Such good replies! I think you all said most of what I would have said.
Let's see, is there anything different I can addd . . .
Well, first of all, as a beginner you are probably gripping the horse more than you need to , so you are already applying more leg pressure than is "nuetral". The lesson horse knows this and is good at tuning out the "grip of death" that newbies ride with. However, it will mean that to make an aid feel different, you have to make it, well, . . . Different.
That mean that it must be either a stronger squeeze or have some kind of movement to it. I like the use of a bit of movement. So, when I put both legs on, like to ask the hrose to trot off from a walk, I kind of put them on in a way that feels a bit like "plumping a pillow" between my calves.

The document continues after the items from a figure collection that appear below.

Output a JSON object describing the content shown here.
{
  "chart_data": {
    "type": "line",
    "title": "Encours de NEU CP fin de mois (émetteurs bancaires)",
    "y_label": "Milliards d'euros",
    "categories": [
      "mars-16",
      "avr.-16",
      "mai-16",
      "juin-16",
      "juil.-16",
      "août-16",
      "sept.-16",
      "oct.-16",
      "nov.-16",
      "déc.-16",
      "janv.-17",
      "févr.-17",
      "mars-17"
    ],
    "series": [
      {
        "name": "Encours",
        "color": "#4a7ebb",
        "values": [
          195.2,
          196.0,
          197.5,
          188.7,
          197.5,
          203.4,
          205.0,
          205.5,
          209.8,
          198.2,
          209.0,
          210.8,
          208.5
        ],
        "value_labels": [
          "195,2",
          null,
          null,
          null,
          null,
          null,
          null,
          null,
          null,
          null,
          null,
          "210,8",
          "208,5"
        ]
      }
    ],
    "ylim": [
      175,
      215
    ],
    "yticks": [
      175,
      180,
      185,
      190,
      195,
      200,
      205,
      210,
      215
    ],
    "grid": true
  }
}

So, I lightly bump the horse, :"bump, bump, bump" . This has a more enlivening action than a hard squeeze. Some horse dislike being squeezed between your calves and will suck back behind your leg. You'll learn to recognize that feeling over time.
But, you liven up your horse by livenning up yourself. So, along with putting a LIVE leg on it, you think "let's go!" and you kind of mentally add energy to your seat and mind. I know it sounds woo-woo, but it works!
Another way to put a leg aid on that will feel different is to "brush" your horse's side with your ankle. This feels very different from nuetral and should get a reaction from the hrose.
Getting a reaction, or as I say, "a change" is what it's all about. All aids are meant to signal that the horse make some sort of change. There is nothing that says you can't experiment a bit with puttting your leg on a bit more forward, backward , heel in, calf in, ankle bone on the side of horse, whatever ,. . .and just see what sort of "change" you get from the hrose. Trial and error.
Eventually, both you and he will remember what got the best change and you'll repeat that aid.
Horse's arent like a machine, that there is certain buttons that always get certain reactions. They are trained to have predictable reactions, but some work better in one way, others in another.
Riding looks so easy but is MUCH deeper than it appears on the surface.
When I first started Dressage, I aske my teacher, "How long does it take to become a good Dressage rider?"
"At least Ten years" was her answer!